Pendant que les tambours battent le rappel, l'énorme pagaille s'organise. Les masquelours (=carnavaleux), méconnaissables sous leurs maquillages bariolés, se prennent bras dessus, bras dessous pour former des lignes.
Les places du premier rang sont très convoitées, et s'acquièrent avec le temps, l'expérience et la reconnaissance par ses pairs, car c'est là que l'engagement physique va être le plus complet ; c'est aux premiers rangs qu'appartient le privilège de protéger les musiciens de la foule de carnavaleux qui les suit. être première ligne ne s'improvise pas
.Au signal du tambour-major (il porte le costume des grenadiers de l'empire napoléonien et dirige la musique qui rythmera la progression du cortège carnavalesque dans les rues de la ville) situé à l'avant-poste, fifres et tambours entament le rigodon d'honneur qui servait de rassemblement aux soldats de l'Empire.
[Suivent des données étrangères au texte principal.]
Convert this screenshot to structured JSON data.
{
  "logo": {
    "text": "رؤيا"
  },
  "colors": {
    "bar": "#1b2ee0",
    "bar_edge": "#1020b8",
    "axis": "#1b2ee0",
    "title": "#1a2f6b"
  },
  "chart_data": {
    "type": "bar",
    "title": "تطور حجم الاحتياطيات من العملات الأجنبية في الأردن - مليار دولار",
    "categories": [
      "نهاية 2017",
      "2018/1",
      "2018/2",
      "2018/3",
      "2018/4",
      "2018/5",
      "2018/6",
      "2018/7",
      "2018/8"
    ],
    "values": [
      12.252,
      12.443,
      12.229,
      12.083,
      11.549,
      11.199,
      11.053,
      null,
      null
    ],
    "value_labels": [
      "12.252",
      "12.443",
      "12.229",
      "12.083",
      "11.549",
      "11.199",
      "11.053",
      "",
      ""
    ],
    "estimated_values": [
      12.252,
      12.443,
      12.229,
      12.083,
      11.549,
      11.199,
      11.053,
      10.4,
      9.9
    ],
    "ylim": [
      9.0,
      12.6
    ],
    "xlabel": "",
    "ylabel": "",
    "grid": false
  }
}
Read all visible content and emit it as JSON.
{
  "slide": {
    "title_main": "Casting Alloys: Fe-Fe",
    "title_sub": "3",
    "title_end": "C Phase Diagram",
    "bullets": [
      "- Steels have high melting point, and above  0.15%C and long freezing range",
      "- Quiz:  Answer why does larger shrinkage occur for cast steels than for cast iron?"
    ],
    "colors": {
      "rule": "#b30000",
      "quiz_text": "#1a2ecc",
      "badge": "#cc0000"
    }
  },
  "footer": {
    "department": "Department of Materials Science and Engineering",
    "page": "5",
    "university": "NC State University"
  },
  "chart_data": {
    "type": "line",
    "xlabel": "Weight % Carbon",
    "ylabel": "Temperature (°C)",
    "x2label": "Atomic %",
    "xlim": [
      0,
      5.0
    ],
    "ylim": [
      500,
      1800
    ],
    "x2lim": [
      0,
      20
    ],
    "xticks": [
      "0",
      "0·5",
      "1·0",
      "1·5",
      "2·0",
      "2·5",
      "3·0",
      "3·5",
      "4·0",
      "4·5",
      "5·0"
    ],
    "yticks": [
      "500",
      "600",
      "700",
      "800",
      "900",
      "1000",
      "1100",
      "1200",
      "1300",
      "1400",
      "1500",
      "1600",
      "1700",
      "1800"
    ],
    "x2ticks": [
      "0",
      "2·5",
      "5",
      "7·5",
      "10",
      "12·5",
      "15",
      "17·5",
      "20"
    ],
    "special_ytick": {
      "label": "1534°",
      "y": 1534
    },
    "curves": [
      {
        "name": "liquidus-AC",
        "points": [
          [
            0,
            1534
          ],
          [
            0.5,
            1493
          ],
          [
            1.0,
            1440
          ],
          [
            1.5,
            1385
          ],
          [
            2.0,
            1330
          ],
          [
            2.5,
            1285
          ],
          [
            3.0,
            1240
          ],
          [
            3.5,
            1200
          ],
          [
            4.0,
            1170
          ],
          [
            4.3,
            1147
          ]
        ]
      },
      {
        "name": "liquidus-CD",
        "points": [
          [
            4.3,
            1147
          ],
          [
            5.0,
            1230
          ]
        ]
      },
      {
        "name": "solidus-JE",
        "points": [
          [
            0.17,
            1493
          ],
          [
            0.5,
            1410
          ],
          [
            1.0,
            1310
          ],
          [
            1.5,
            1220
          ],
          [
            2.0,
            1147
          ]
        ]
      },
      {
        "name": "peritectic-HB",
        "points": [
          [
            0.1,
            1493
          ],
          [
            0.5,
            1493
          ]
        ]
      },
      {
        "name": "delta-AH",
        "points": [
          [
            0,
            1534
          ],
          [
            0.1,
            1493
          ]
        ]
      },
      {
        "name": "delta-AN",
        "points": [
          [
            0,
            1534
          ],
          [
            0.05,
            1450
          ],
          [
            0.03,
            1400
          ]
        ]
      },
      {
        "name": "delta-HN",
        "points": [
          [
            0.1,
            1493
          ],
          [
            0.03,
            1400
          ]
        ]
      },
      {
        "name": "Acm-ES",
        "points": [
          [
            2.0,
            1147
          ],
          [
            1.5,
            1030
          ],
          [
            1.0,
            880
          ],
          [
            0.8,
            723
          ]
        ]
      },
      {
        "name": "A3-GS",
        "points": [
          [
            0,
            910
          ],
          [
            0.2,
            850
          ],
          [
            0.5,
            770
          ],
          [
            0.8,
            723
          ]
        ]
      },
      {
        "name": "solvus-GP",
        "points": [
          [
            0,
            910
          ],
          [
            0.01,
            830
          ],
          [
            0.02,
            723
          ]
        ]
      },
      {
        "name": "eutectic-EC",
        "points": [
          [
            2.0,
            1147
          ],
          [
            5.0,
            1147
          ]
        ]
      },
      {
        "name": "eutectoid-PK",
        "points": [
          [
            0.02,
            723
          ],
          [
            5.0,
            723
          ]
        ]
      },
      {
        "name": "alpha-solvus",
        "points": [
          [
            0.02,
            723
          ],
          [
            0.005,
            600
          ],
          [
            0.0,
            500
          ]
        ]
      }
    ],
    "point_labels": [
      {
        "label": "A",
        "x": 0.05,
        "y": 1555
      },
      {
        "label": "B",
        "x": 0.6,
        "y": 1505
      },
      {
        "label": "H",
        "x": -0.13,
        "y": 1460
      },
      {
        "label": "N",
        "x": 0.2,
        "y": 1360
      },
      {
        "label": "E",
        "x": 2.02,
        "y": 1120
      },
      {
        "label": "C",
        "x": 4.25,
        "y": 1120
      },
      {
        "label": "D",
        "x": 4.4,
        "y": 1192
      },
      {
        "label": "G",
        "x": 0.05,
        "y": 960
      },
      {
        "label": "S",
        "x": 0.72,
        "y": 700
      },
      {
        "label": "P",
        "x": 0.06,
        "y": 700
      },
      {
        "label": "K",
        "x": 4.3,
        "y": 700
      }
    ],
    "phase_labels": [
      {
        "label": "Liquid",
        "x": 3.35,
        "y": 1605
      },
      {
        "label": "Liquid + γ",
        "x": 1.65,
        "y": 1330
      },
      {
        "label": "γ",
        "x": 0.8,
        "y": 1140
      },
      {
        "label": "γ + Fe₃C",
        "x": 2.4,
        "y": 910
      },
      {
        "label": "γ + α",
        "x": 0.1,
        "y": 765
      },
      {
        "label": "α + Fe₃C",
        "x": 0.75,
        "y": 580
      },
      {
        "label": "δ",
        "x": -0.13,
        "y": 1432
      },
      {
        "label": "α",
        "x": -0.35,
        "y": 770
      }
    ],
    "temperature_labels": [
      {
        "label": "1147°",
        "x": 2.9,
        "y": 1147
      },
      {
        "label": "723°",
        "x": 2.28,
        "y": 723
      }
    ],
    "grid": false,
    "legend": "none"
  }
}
La foule compacte saute en cadence, on pousse déjà pour mettre les premières lignes à l'épreuve. Le tambour-major, à la tête d'une soixantaine de musiciens vêtus du ciré et du suroît jaune des pêcheurs, ordonne que cesse le rigodon afin que les fifres reprennent des airs traditionnels de marche connus de tous.
Le cortège s'ébranle.Déformée par les poussées soudaines, la cohue des masques avance en chantant, en hurlant plutôt dans les premiers rangs ! Durant quatre heures, la visscherbende (=bande des pêcheurs)déferle sur la ville comme une vague de fond au rythme des chahuts, des arrêts obligés des musiciens et des rendez-vous incontournables: jets de harengs, chapelles, rigodons.